Evans had never previously worked with Land, Burrell, or Brown,[1] but the quintet instrumentation, with tenor sax and guitar, mirrors that of the second Interplay session of 1962.[2] One track, "The Second Time Around," is played by trio only. As with many Evans albums from this period, it includes a selection by Michel Legrand, in this case "Martina," which Barbra Streisand had recorded in 1965.
Writing for AllMusic, Scott Yanow called the album "a nice change of pace ... tasteful and explorative in a subtle way."

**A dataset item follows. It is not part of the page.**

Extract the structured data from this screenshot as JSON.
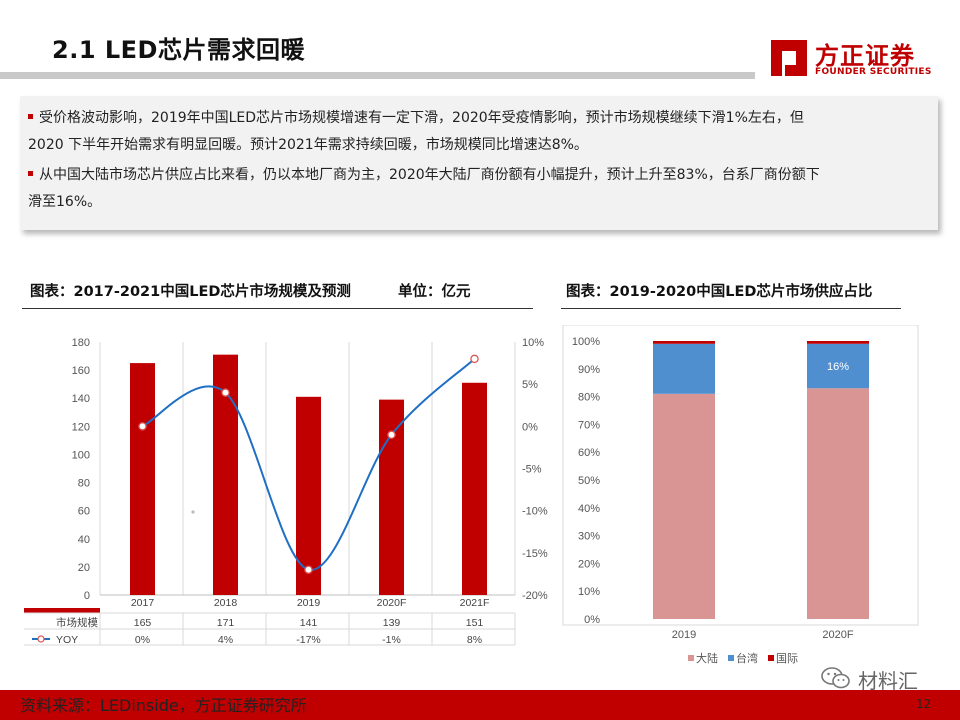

Biographer Keith Shadwick notes that Evans here "seems mostly concerned with being a pianist within a group rather than leading it by example, and the resulting album sounds very much a co-operative effort. ... Perhaps [Evans's] best and most concentrated playing comes on Thad Jones's ballad 'A Child Is Born' where he presents the first three minutes of the performance as a piano-trio arrangement, including a piano solo, before Kenny Burrell's entry." Shadwick also notes that even though the album did not "set out to make a Significant Statement," it was nonetheless "a relaxed and rewarding quintet session and one of the highlights in Evans's later recording career" and that the pun of the album's title is "typical of Evans's penchant for wordplay."[3]